The other day some people in my office were having a discussion, a small debate. I really didn’t care about the content of the discussion, but the tone in which one of the individuals spoke bothered me to no end. It’s gone around and around in my head to two days and has definitely colored my opinion of this person, even though they’ve never done anything to me and I’d never seem them do anything bad to anyone else. It was just the tone, and what it conveyed, such a strong opinion as clear as though the words were spoken even though they dare not be.
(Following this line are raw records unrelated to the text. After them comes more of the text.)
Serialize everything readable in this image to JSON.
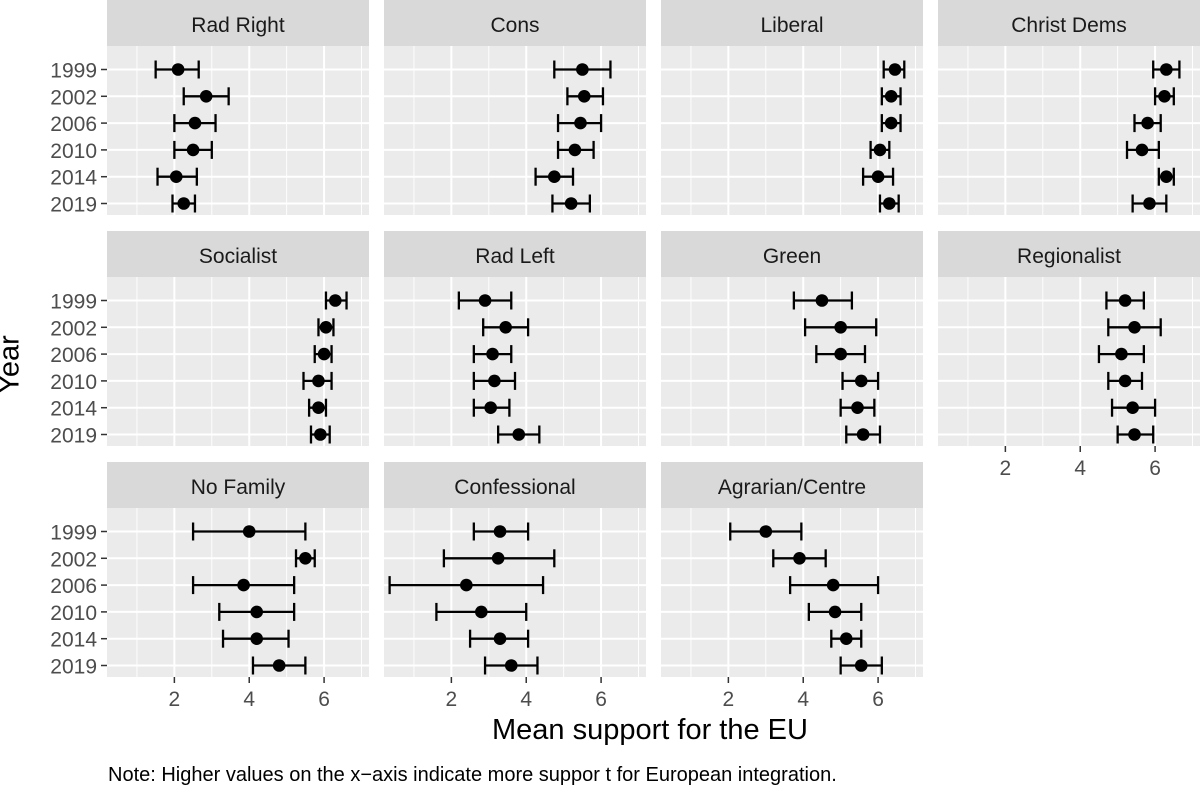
{
  "chart_data": {
    "type": "scatter",
    "subtype": "point-range faceted dot plot with error bars",
    "xlabel": "Mean support for the EU",
    "ylabel": "Year",
    "note": "Note: Higher values on the x−axis indicate more suppor t for European integration.",
    "years": [
      "1999",
      "2002",
      "2006",
      "2010",
      "2014",
      "2019"
    ],
    "xlim": [
      0.2,
      7.2
    ],
    "xticks": [
      2,
      4,
      6
    ],
    "grid": true,
    "panel_background": "#ebebeb",
    "strip_background": "#d9d9d9",
    "grid_color": "#ffffff",
    "point_color": "#000000",
    "facets": [
      {
        "title": "Rad Right",
        "series": [
          {
            "year": "1999",
            "mean": 2.1,
            "low": 1.5,
            "high": 2.65
          },
          {
            "year": "2002",
            "mean": 2.85,
            "low": 2.25,
            "high": 3.45
          },
          {
            "year": "2006",
            "mean": 2.55,
            "low": 2.0,
            "high": 3.1
          },
          {
            "year": "2010",
            "mean": 2.5,
            "low": 2.0,
            "high": 3.0
          },
          {
            "year": "2014",
            "mean": 2.05,
            "low": 1.55,
            "high": 2.6
          },
          {
            "year": "2019",
            "mean": 2.25,
            "low": 1.95,
            "high": 2.55
          }
        ]
      },
      {
        "title": "Cons",
        "series": [
          {
            "year": "1999",
            "mean": 5.5,
            "low": 4.75,
            "high": 6.25
          },
          {
            "year": "2002",
            "mean": 5.55,
            "low": 5.1,
            "high": 6.05
          },
          {
            "year": "2006",
            "mean": 5.45,
            "low": 4.85,
            "high": 6.0
          },
          {
            "year": "2010",
            "mean": 5.3,
            "low": 4.85,
            "high": 5.8
          },
          {
            "year": "2014",
            "mean": 4.75,
            "low": 4.25,
            "high": 5.25
          },
          {
            "year": "2019",
            "mean": 5.2,
            "low": 4.7,
            "high": 5.7
          }
        ]
      },
      {
        "title": "Liberal",
        "series": [
          {
            "year": "1999",
            "mean": 6.45,
            "low": 6.15,
            "high": 6.7
          },
          {
            "year": "2002",
            "mean": 6.35,
            "low": 6.1,
            "high": 6.6
          },
          {
            "year": "2006",
            "mean": 6.35,
            "low": 6.1,
            "high": 6.6
          },
          {
            "year": "2010",
            "mean": 6.05,
            "low": 5.8,
            "high": 6.3
          },
          {
            "year": "2014",
            "mean": 6.0,
            "low": 5.6,
            "high": 6.4
          },
          {
            "year": "2019",
            "mean": 6.3,
            "low": 6.05,
            "high": 6.55
          }
        ]
      },
      {
        "title": "Christ Dems",
        "series": [
          {
            "year": "1999",
            "mean": 6.3,
            "low": 5.95,
            "high": 6.65
          },
          {
            "year": "2002",
            "mean": 6.25,
            "low": 6.0,
            "high": 6.5
          },
          {
            "year": "2006",
            "mean": 5.8,
            "low": 5.45,
            "high": 6.15
          },
          {
            "year": "2010",
            "mean": 5.65,
            "low": 5.25,
            "high": 6.1
          },
          {
            "year": "2014",
            "mean": 6.3,
            "low": 6.1,
            "high": 6.5
          },
          {
            "year": "2019",
            "mean": 5.85,
            "low": 5.4,
            "high": 6.3
          }
        ]
      },
      {
        "title": "Socialist",
        "series": [
          {
            "year": "1999",
            "mean": 6.3,
            "low": 6.05,
            "high": 6.6
          },
          {
            "year": "2002",
            "mean": 6.05,
            "low": 5.85,
            "high": 6.25
          },
          {
            "year": "2006",
            "mean": 6.0,
            "low": 5.75,
            "high": 6.2
          },
          {
            "year": "2010",
            "mean": 5.85,
            "low": 5.45,
            "high": 6.2
          },
          {
            "year": "2014",
            "mean": 5.85,
            "low": 5.6,
            "high": 6.05
          },
          {
            "year": "2019",
            "mean": 5.9,
            "low": 5.65,
            "high": 6.15
          }
        ]
      },
      {
        "title": "Rad Left",
        "series": [
          {
            "year": "1999",
            "mean": 2.9,
            "low": 2.2,
            "high": 3.6
          },
          {
            "year": "2002",
            "mean": 3.45,
            "low": 2.85,
            "high": 4.05
          },
          {
            "year": "2006",
            "mean": 3.1,
            "low": 2.6,
            "high": 3.6
          },
          {
            "year": "2010",
            "mean": 3.15,
            "low": 2.6,
            "high": 3.7
          },
          {
            "year": "2014",
            "mean": 3.05,
            "low": 2.6,
            "high": 3.55
          },
          {
            "year": "2019",
            "mean": 3.8,
            "low": 3.25,
            "high": 4.35
          }
        ]
      },
      {
        "title": "Green",
        "series": [
          {
            "year": "1999",
            "mean": 4.5,
            "low": 3.75,
            "high": 5.3
          },
          {
            "year": "2002",
            "mean": 5.0,
            "low": 4.05,
            "high": 5.95
          },
          {
            "year": "2006",
            "mean": 5.0,
            "low": 4.35,
            "high": 5.65
          },
          {
            "year": "2010",
            "mean": 5.55,
            "low": 5.05,
            "high": 6.0
          },
          {
            "year": "2014",
            "mean": 5.45,
            "low": 5.0,
            "high": 5.9
          },
          {
            "year": "2019",
            "mean": 5.6,
            "low": 5.15,
            "high": 6.05
          }
        ]
      },
      {
        "title": "Regionalist",
        "series": [
          {
            "year": "1999",
            "mean": 5.2,
            "low": 4.7,
            "high": 5.7
          },
          {
            "year": "2002",
            "mean": 5.45,
            "low": 4.75,
            "high": 6.15
          },
          {
            "year": "2006",
            "mean": 5.1,
            "low": 4.5,
            "high": 5.7
          },
          {
            "year": "2010",
            "mean": 5.2,
            "low": 4.75,
            "high": 5.65
          },
          {
            "year": "2014",
            "mean": 5.4,
            "low": 4.85,
            "high": 6.0
          },
          {
            "year": "2019",
            "mean": 5.45,
            "low": 5.0,
            "high": 5.95
          }
        ]
      },
      {
        "title": "No Family",
        "series": [
          {
            "year": "1999",
            "mean": 4.0,
            "low": 2.5,
            "high": 5.5
          },
          {
            "year": "2002",
            "mean": 5.5,
            "low": 5.25,
            "high": 5.75
          },
          {
            "year": "2006",
            "mean": 3.85,
            "low": 2.5,
            "high": 5.2
          },
          {
            "year": "2010",
            "mean": 4.2,
            "low": 3.2,
            "high": 5.2
          },
          {
            "year": "2014",
            "mean": 4.2,
            "low": 3.3,
            "high": 5.05
          },
          {
            "year": "2019",
            "mean": 4.8,
            "low": 4.1,
            "high": 5.5
          }
        ]
      },
      {
        "title": "Confessional",
        "series": [
          {
            "year": "1999",
            "mean": 3.3,
            "low": 2.6,
            "high": 4.05
          },
          {
            "year": "2002",
            "mean": 3.25,
            "low": 1.8,
            "high": 4.75
          },
          {
            "year": "2006",
            "mean": 2.4,
            "low": 0.35,
            "high": 4.45
          },
          {
            "year": "2010",
            "mean": 2.8,
            "low": 1.6,
            "high": 4.0
          },
          {
            "year": "2014",
            "mean": 3.3,
            "low": 2.5,
            "high": 4.05
          },
          {
            "year": "2019",
            "mean": 3.6,
            "low": 2.9,
            "high": 4.3
          }
        ]
      },
      {
        "title": "Agrarian/Centre",
        "series": [
          {
            "year": "1999",
            "mean": 3.0,
            "low": 2.05,
            "high": 3.95
          },
          {
            "year": "2002",
            "mean": 3.9,
            "low": 3.2,
            "high": 4.6
          },
          {
            "year": "2006",
            "mean": 4.8,
            "low": 3.65,
            "high": 6.0
          },
          {
            "year": "2010",
            "mean": 4.85,
            "low": 4.15,
            "high": 5.55
          },
          {
            "year": "2014",
            "mean": 5.15,
            "low": 4.75,
            "high": 5.55
          },
          {
            "year": "2019",
            "mean": 5.55,
            "low": 5.0,
            "high": 6.1
          }
        ]
      }
    ]
  }
}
I have written diatribes in my mind about it, both in righteous indignation and friendly advice. I’m not going to write either version here. Instead, I’m thinking about why it bothers me so much, why I feel compelled to go on and on about it, even if only in my own head. Maybe if I had the guts to say something constructive…but I fear I have neither the courage nor the wisdom for that. So instead I just let it bug me and compose essays on the chalkboard of my brain. A good lesson in letting go, that.
So, I’m not even going to write about it, not really, not what I’ve been wanting to say for two days. That would be giving it power, giving it physical form, the very opposite of letting go. Instead, I’m going to mention that it was a good week.
My boss likes my work and so do I. I’m making good progress and learning all sorts of things. Did you know that even though gas prices quadrupled in the 70’s, people didn’t drive any less. Everyone blames the energy crises on the oil embargo, but years before there was an electricity shortage due to the proliferation of air conditioning. They could build and install air conditioners faster than they could build power plants and faster than they could dig the coal out of the ground. The Atomic Energy Agency actually stopped uranium enrichment in 1970 because the enrichment plants used coal and the power plants were running out. Crazy.
The BBC came to our office this week and did some filling as part of a bit about RMI. They filmed our carpet and our skylights and our waterless urinal. They were flying up to Snowmass the next day to interview the big chief. I wonder if the British like American accents as much as we like British accents?
I think that’s a much more useful thing to spend two days pondering, all things considering.